Clinica Medica - Dipartimento di Scienze Cliniche e Molecolari, Università Politecnica delle Marche, Via Conca 71, 60126 Ancona, Italy.
Anatomia Patologica - Dipartimento di Scienze Cliniche e Molecolari, Università Politecnica delle Marche, Via Conca 71, 60126 Ancona, Italy.
Exp Hematol Oncol. 2015 Jan 14;4(1):3. doi: 10.1186/2162-3619-4-3. eCollection 2015.
Castleman-Kojima disease (TAFRO Syndrome) is characterized by Thrombocytopenia, Anasarca, myeloFibrosis, Renal dysfunction, Organomegaly, multiple lymphadenopathy and histopathology pattern of atypical Castleman's disease (CD). Only few cases of this recently identified unique variant of Multicentric CD (MCD) are described in literature, all Japanese. It therefore poses serious diagnostic and therapeutic challenges.
We describe a 21 year old woman with fever, asthenia, bilateral pleural effusion, ascites, hypoalbuminemia, severe thrombocytopenia, anemia, renal failure and proteinuria, whereas microbiological tests, immune serology (except ANA) and bone marrow biopsy were all negative. A CT-scan showed multiple lymphadenopathy and tissue samplings of mediastinal lymph nodes was compatible with a mixed-type CD. The diagnosis of MCD with TAFRO syndrome was made, but after an initial improvement with high dose corticosteroid therapy, clinical and laboratory features worsened. Based upon the high serum IL-6 levels and the high number of CD20-lymphocytes in lymph nodes tissue, we started tocilizumab (partial benefit), followed by rituximab combined with CVP (cyclophosphamide, vincristine and prednisone) chemotherapy, achieving a complete response. A total of six cycles of R-CVP were administered monthly, followed by maintenance with monthly rituximab. A complete remission persists at the 12th month of follow-up.
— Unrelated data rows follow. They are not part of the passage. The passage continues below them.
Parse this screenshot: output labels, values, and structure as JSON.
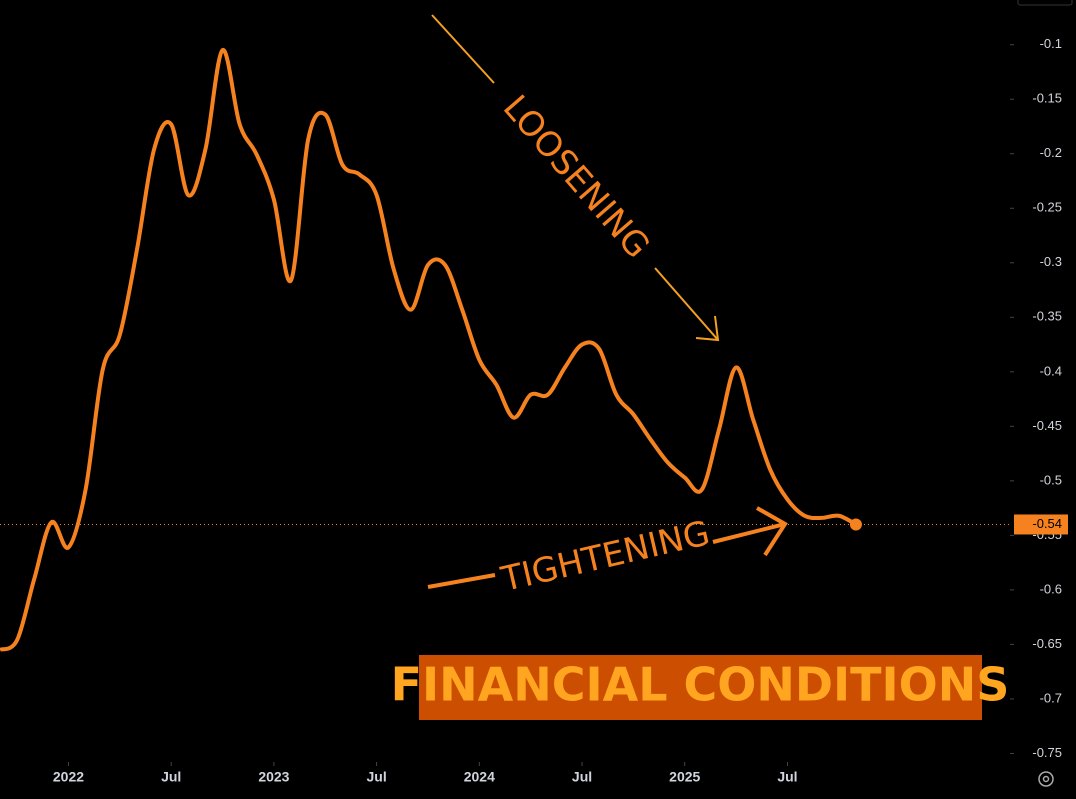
{
  "chart_data": {
    "type": "line",
    "title": "FINANCIAL CONDITIONS",
    "annotations": [
      "LOOSENING",
      "TIGHTENING"
    ],
    "x": [
      "2021-09",
      "2021-10",
      "2021-11",
      "2021-12",
      "2022-01",
      "2022-02",
      "2022-03",
      "2022-04",
      "2022-05",
      "2022-06",
      "2022-07",
      "2022-08",
      "2022-09",
      "2022-10",
      "2022-11",
      "2022-12",
      "2023-01",
      "2023-02",
      "2023-03",
      "2023-04",
      "2023-05",
      "2023-06",
      "2023-07",
      "2023-08",
      "2023-09",
      "2023-10",
      "2023-11",
      "2023-12",
      "2024-01",
      "2024-02",
      "2024-03",
      "2024-04",
      "2024-05",
      "2024-06",
      "2024-07",
      "2024-08",
      "2024-09",
      "2024-10",
      "2024-11",
      "2024-12",
      "2025-01",
      "2025-02",
      "2025-03",
      "2025-04",
      "2025-05",
      "2025-06",
      "2025-07",
      "2025-08",
      "2025-09",
      "2025-10",
      "2025-11"
    ],
    "values": [
      -0.655,
      -0.646,
      -0.59,
      -0.538,
      -0.561,
      -0.508,
      -0.398,
      -0.366,
      -0.288,
      -0.196,
      -0.173,
      -0.238,
      -0.196,
      -0.105,
      -0.173,
      -0.201,
      -0.242,
      -0.316,
      -0.187,
      -0.164,
      -0.21,
      -0.219,
      -0.238,
      -0.306,
      -0.343,
      -0.302,
      -0.302,
      -0.343,
      -0.389,
      -0.412,
      -0.442,
      -0.421,
      -0.421,
      -0.396,
      -0.375,
      -0.379,
      -0.421,
      -0.439,
      -0.462,
      -0.483,
      -0.497,
      -0.508,
      -0.453,
      -0.396,
      -0.444,
      -0.49,
      -0.517,
      -0.532,
      -0.534,
      -0.532,
      -0.54
    ],
    "color": "#f5821f",
    "xlim": [
      "2021-09",
      "2026-08"
    ],
    "xticks": [
      {
        "value": "2022-01",
        "label": "2022"
      },
      {
        "value": "2022-07",
        "label": "Jul"
      },
      {
        "value": "2023-01",
        "label": "2023"
      },
      {
        "value": "2023-07",
        "label": "Jul"
      },
      {
        "value": "2024-01",
        "label": "2024"
      },
      {
        "value": "2024-07",
        "label": "Jul"
      },
      {
        "value": "2025-01",
        "label": "2025"
      },
      {
        "value": "2025-07",
        "label": "Jul"
      }
    ],
    "ylim": [
      -0.756,
      -0.059
    ],
    "yticks": [
      -0.1,
      -0.15,
      -0.2,
      -0.25,
      -0.3,
      -0.35,
      -0.4,
      -0.45,
      -0.5,
      -0.55,
      -0.6,
      -0.65,
      -0.7,
      -0.75
    ],
    "grid": false
  }
}
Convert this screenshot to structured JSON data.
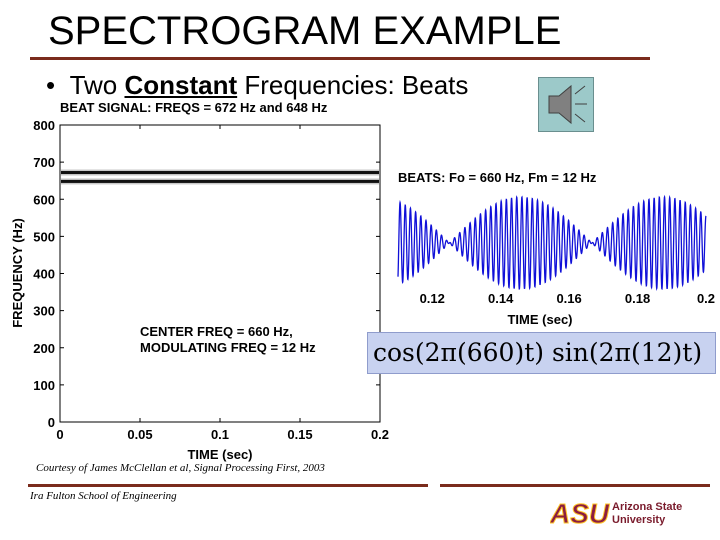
{
  "slide": {
    "title": "SPECTROGRAM EXAMPLE",
    "bullet_prefix": "Two ",
    "bullet_keyword": "Constant",
    "bullet_suffix": " Frequencies: Beats",
    "formula": "cos(2π(660)t) sin(2π(12)t)",
    "courtesy": "Courtesy of James McClellan et al, Signal Processing First, 2003",
    "school": "Ira Fulton School of Engineering",
    "logo_text_line1": "Arizona State",
    "logo_text_line2": "University",
    "logo_letters": "ASU",
    "speaker_icon": "speaker-icon",
    "colors": {
      "accent_rule": "#7a2b1c",
      "waveform": "#1010d8",
      "formula_box": "#c8d2f0",
      "speaker_box": "#9cc9c9",
      "asu_maroon": "#8c1d40",
      "asu_gold": "#ffc627"
    }
  },
  "chart_data": [
    {
      "type": "heatmap",
      "title": "BEAT SIGNAL:  FREQS = 672 Hz and 648 Hz",
      "xlabel": "TIME (sec)",
      "ylabel": "FREQUENCY (Hz)",
      "xlim": [
        0,
        0.2
      ],
      "ylim": [
        0,
        800
      ],
      "x_ticks": [
        "0",
        "0.05",
        "0.1",
        "0.15",
        "0.2"
      ],
      "y_ticks": [
        "0",
        "100",
        "200",
        "300",
        "400",
        "500",
        "600",
        "700",
        "800"
      ],
      "lines": [
        {
          "freq": 672
        },
        {
          "freq": 648
        }
      ],
      "annotation_line1": "CENTER FREQ = 660 Hz,",
      "annotation_line2": "MODULATING FREQ = 12 Hz",
      "grid": false
    },
    {
      "type": "line",
      "title": "BEATS: Fo = 660 Hz,  Fm = 12 Hz",
      "xlabel": "TIME (sec)",
      "xlim": [
        0.11,
        0.2
      ],
      "x_ticks": [
        "0.12",
        "0.14",
        "0.16",
        "0.18",
        "0.2"
      ],
      "carrier_hz": 660,
      "modulating_hz": 12,
      "grid": false
    }
  ]
}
In patients with massive immune system activation and lymphadenopathy it is mandatory to rule out Castleman-Kojima disease. In our patient a therapy aimed at the prominent pathophysiological abnormalities has been successful so far. However, since the rarity of TAFRO Syndrome, a multicenter registry is strongly desirable for a better understanding of the disease mechanisms, hopefully leading to evidence-based therapeutic choices.
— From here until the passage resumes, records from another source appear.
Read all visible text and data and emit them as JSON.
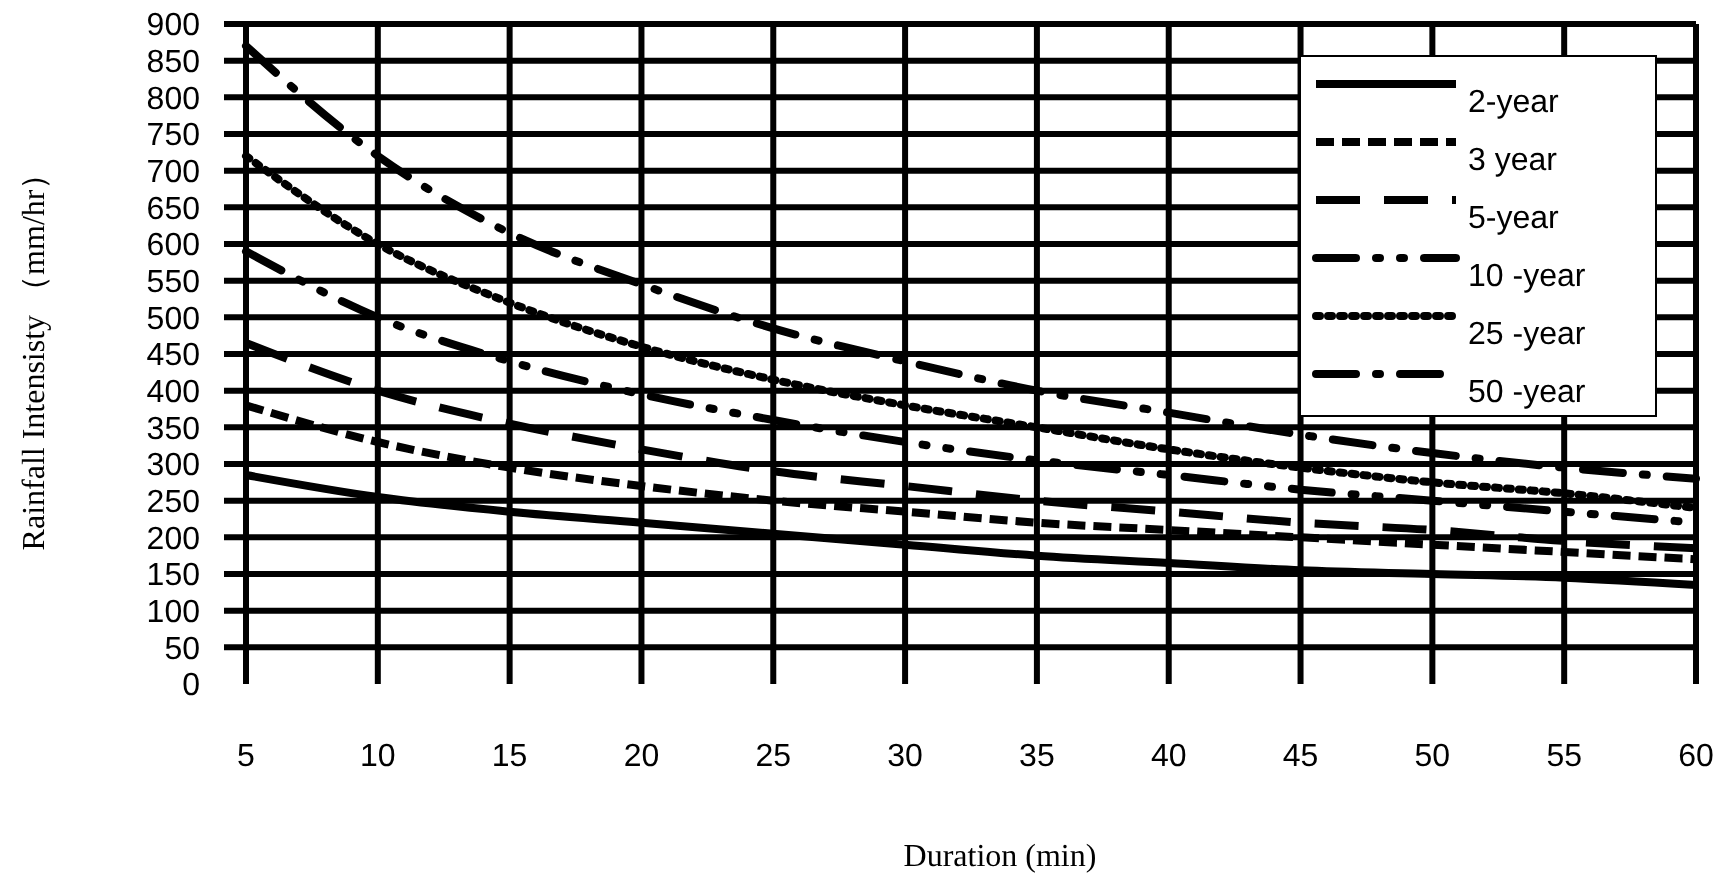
{
  "chart_data": {
    "type": "line",
    "xlabel": "Duration (min)",
    "ylabel": "Rainfall Intensisty （mm/hr）",
    "x": [
      5,
      10,
      15,
      20,
      25,
      30,
      35,
      40,
      45,
      50,
      55,
      60
    ],
    "xlim": [
      5,
      60
    ],
    "xticks": [
      5,
      10,
      15,
      20,
      25,
      30,
      35,
      40,
      45,
      50,
      55,
      60
    ],
    "ylim": [
      0,
      900
    ],
    "yticks": [
      0,
      50,
      100,
      150,
      200,
      250,
      300,
      350,
      400,
      450,
      500,
      550,
      600,
      650,
      700,
      750,
      800,
      850,
      900
    ],
    "grid": true,
    "legend": "top right",
    "marker": "none",
    "series": [
      {
        "name": "2-year",
        "color": "#000000",
        "line_style": "solid",
        "values": [
          285,
          255,
          235,
          220,
          205,
          190,
          175,
          165,
          155,
          150,
          145,
          135
        ]
      },
      {
        "name": "3  year",
        "color": "#000000",
        "line_style": "dashed",
        "values": [
          380,
          330,
          295,
          270,
          250,
          235,
          220,
          210,
          200,
          190,
          180,
          170
        ]
      },
      {
        "name": "5-year",
        "color": "#000000",
        "line_style": "longdash",
        "values": [
          465,
          400,
          355,
          320,
          290,
          270,
          250,
          235,
          220,
          210,
          195,
          185
        ]
      },
      {
        "name": "10 -year",
        "color": "#000000",
        "line_style": "longdashdotdot",
        "values": [
          590,
          500,
          440,
          395,
          360,
          330,
          305,
          285,
          265,
          250,
          235,
          220
        ]
      },
      {
        "name": "25 -year",
        "color": "#000000",
        "line_style": "dotted",
        "values": [
          720,
          600,
          520,
          460,
          415,
          380,
          350,
          320,
          295,
          275,
          260,
          240
        ]
      },
      {
        "name": "50 -year",
        "color": "#000000",
        "line_style": "longdashdot",
        "values": [
          870,
          720,
          615,
          545,
          485,
          440,
          400,
          370,
          340,
          315,
          295,
          280
        ]
      }
    ]
  }
}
卡斯特曼-科乔玛病(TAFRO 综合征)的特征是血小板减少症、全身性水肿、骨髓纤维化、肾功能障碍、器官肿大、多发性淋巴结病和非典型卡斯特曼病(CD)的组织病理学模式。这种新发现的独特的多中心 CD(MCD)变体在文献中仅描述了少数几个病例,且均为日本人。因此,它带来了严重的诊断和治疗挑战。
我们描述了一名 21 岁女性,她有发热、乏力、双侧胸腔积液、腹水、低白蛋白血症、严重血小板减少症、贫血、肾衰竭和蛋白尿,而微生物学检查、免疫血清学(除 ANA 外)和骨髓活检均为阴性。CT 扫描显示多发性淋巴结病,纵隔淋巴结组织取样符合混合性 CD。诊断为 MCD 伴 TAFRO 综合征,但在大剂量皮质类固醇治疗后最初有所改善,临床和实验室特征恶化。基于高血清 IL-6 水平和淋巴结组织中高数量的 CD20 淋巴细胞,我们开始使用托珠单抗(部分受益),随后联合 CVP(环磷酰胺、长春新碱和泼尼松)化疗,达到完全缓解。共进行了六个周期的 R-CVP 治疗,每月一次,随后每月进行利妥昔单抗维持治疗。在随访的第 12 个月,完全缓解仍在持续。
在存在大量免疫系统激活和淋巴结病的患者中,必须排除卡斯特曼-科乔玛病。在我们的患者中,针对突出的病理生理异常的治疗迄今为止是成功的。然而,由于 TAFRO 综合征的罕见性,强烈需要进行多中心登记,以更好地了解疾病机制,有望为基于证据的治疗选择提供依据。